JavaScript is much much easier to write and read for a person who has chosen to learn JavaScript & has not had the occasion to learn Coffescript (i.e. most people) so you were also doing others a disservice if readability was one of your goals.
> which is the reason it took off
The reason it took off was the Ruby was going through a popularity trend & Rails devs wanted to work in a front-end language that felt syntactically familiar. It was purely aesthetic.
Around 2012, I had sunk several years into becoming extremely familiar with JavaScript when I switched onto a team which was using CoffeeScript. I immediately liked it: it addressed some of the things I'd always found irritating about JavaScript, and I found it very easy to pick up. I was not a Ruby or even Python user at that time, so that didn't influence my decision either.
But you're right that you did have to know enough JS to understand what CoffeeScript was doing under the hood when things went wrong.
> I don't think it's that contrived to have a service that runs an expensive operation at a fixed rate, controlled by the user
Maybe not contrived but definitely insecure by definition. Allowing user control of rates is definitely useful & a power devs will need to grant but it should never be direct control.
Can you elaborate on what indirect control would look like in your opinion?

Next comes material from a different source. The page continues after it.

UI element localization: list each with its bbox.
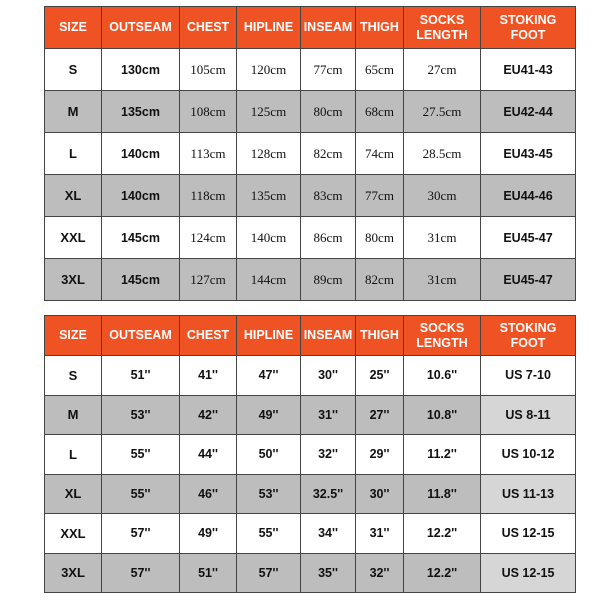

No matter how many layers of abstraction you put in between, you're still eventually going to be passing a value to the setTimeout function that was computed based on something the user inputted, right?
If you're not aware of these caveats about extremely high timeout values, how do any layers of abstraction in between help you prevent this? As far as I can see, the only prevention is knowing about the caveats and specifically adding validation for them.
Or comes from a set of known values. This stuff isn't that difficult.
This doesn't require prescient knowledge of high timeout edge cases. It's generally accepted good security practice to limit business logic execution based on user input parameters. This goes beyond input validation & bounds on user input (both also good practice but most likely to just involve a !NaN check here), but more broadly user input is data & timeout values are code. Data should be treated differently by your app than code.
To generalise the case more, another common case of a user submitting a config value that would be used in logic would be string labels for categories. You could validate against a known list of categories (good but potentially expensive) but whether you do or not it's still good hygiene to key the user submitted string against a category hashmap or enum - this cleanly avoids using user input directly in your executing business logic.
Anyone who follows standards discourse would probably appreciate the prospect of this open source codebase having independent stewards much more than any fears over maintenance resources.